Und damit, glaube ich, erlischt auch schon eine übers Museale und eine unter Fans und Bekennern identitätsstiftende Normativität der Projektes Sherlock Holmes hinausgehende Relevanz von Figur und Konzept. Deduktives Denken musste nicht seit der Antike auf Holmes warten, um Allgemeingut zu werden; die kriminalistische Forensik fand auch ohne Holmes statt und ihr Omnipotenzwahn ist heute noch - wie in den CSI-Formaten - so albern wie damals im Viktorianismus, aber dazwischen besteht kein weiterer, systemischer Zusammenhang. In der Tat, "ungeplante Prozesse" in der propagandistischen Rhetorik, Verbrechen seien beendbar, wenn man nur genügend Technik aufwendet. Das ist ein geistesgeschichtliches Kuriosum, das sich immer wieder in populärkulturellen Formaten manifestiert, aber auf einer anderen Ebene als der literarischen liegt.

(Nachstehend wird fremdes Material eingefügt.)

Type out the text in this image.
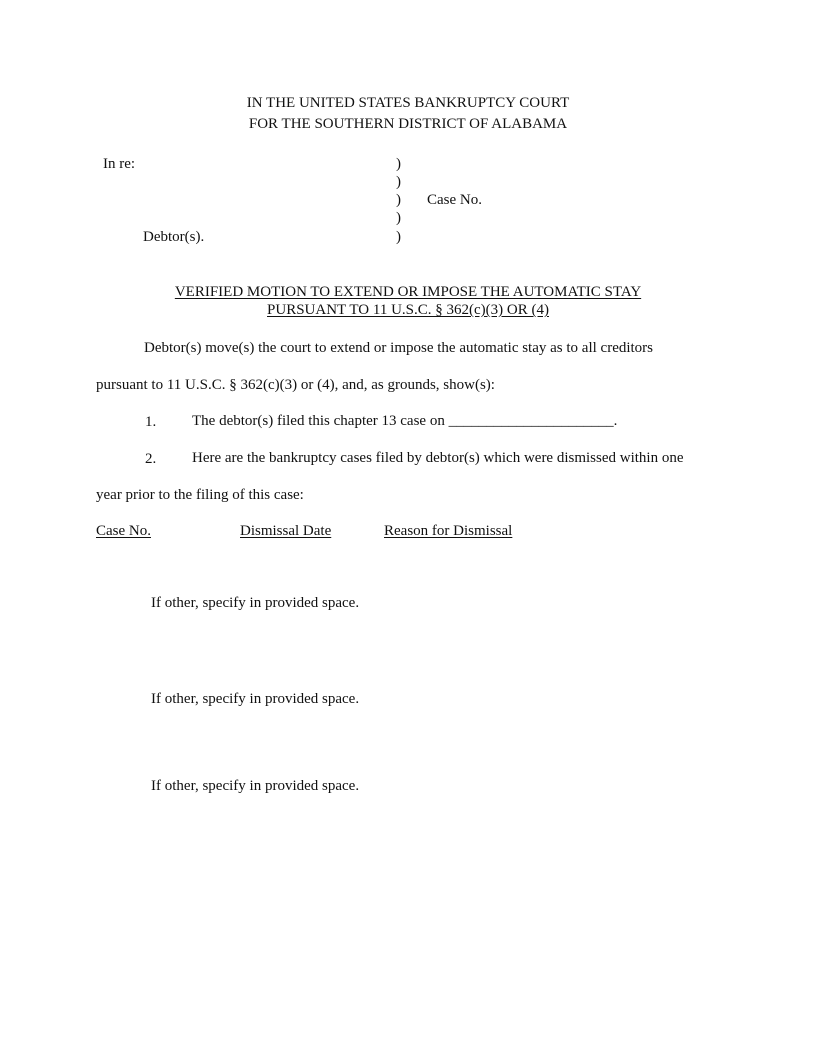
IN THE UNITED STATES BANKRUPTCY COURT
FOR THE SOUTHERN DISTRICT OF ALABAMA
In re:
Debtor(s).
)
)
)
)
)
Case No.
VERIFIED MOTION TO EXTEND OR IMPOSE THE AUTOMATIC STAY
PURSUANT TO 11 U.S.C. § 362(c)(3) OR (4)
Debtor(s) move(s) the court to extend or impose the automatic stay as to all creditors
pursuant to 11 U.S.C. § 362(c)(3) or (4), and, as grounds, show(s):
1. The debtor(s) filed this chapter 13 case on ______________________.
2. Here are the bankruptcy cases filed by debtor(s) which were dismissed within one
year prior to the filing of this case:
Case No.	Dismissal Date	Reason for Dismissal
If other, specify in provided space.
If other, specify in provided space.
If other, specify in provided space.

Literarisch, also auf dem Feld, das ein Literaturkritiker besonders interessieren sollte, hat Holmes keine Folgen gezeitigt. Das zu verlangen, wäre aber auch ungerecht. Holmes und Watson und ihre Widersacher, Feinde und anderes Personal sind Funktionen in diversen (in der Wiederholung strukturell ziemlich abwechslungslosen) Spielsituationen, wie schon früh der Formalist Viktor Sklovskij festgestellt hat. Diese Spielsituationen haben mit der sie umgebenden Wirklichkeit (dem Spätviktorianismus, dessen Signaturen Steven Marcus immer wieder herausarbeiten konnte, ohne die Holmes-Figur je besonders als Stimme der Zeit dazu aufrufen zu müssen) nur die übliche Eckparameter einer zeitlich/räumlichen Kennzeichnung gemeinsam, mehr nicht. Die zu lösenden Fälle sind Konstrukte, die auf ihre Auflösbarkeit hin konzipiert sind, auf nichts anderes. Deswegen sind Figuren und Konstellationen lediglich binnentextuell motiviert. Dass man in moorigen Landschaften im UK Erbschaftsprobleme mittels phosphorleuchtenden Hundchen zu lösen pflegt, ist nicht die Art von "Fall", dem man einen "Sitz im Leben" zu unterstellen bereit ist. Und weil in diesem Binnentext die Sprache keine ästhetische Autonomie hat, funktioniert das Muster by doing prächtig, solange es aus er Ur-Fabrikation kommt, erlaubt aber keine Anschlussmöglichkeiten.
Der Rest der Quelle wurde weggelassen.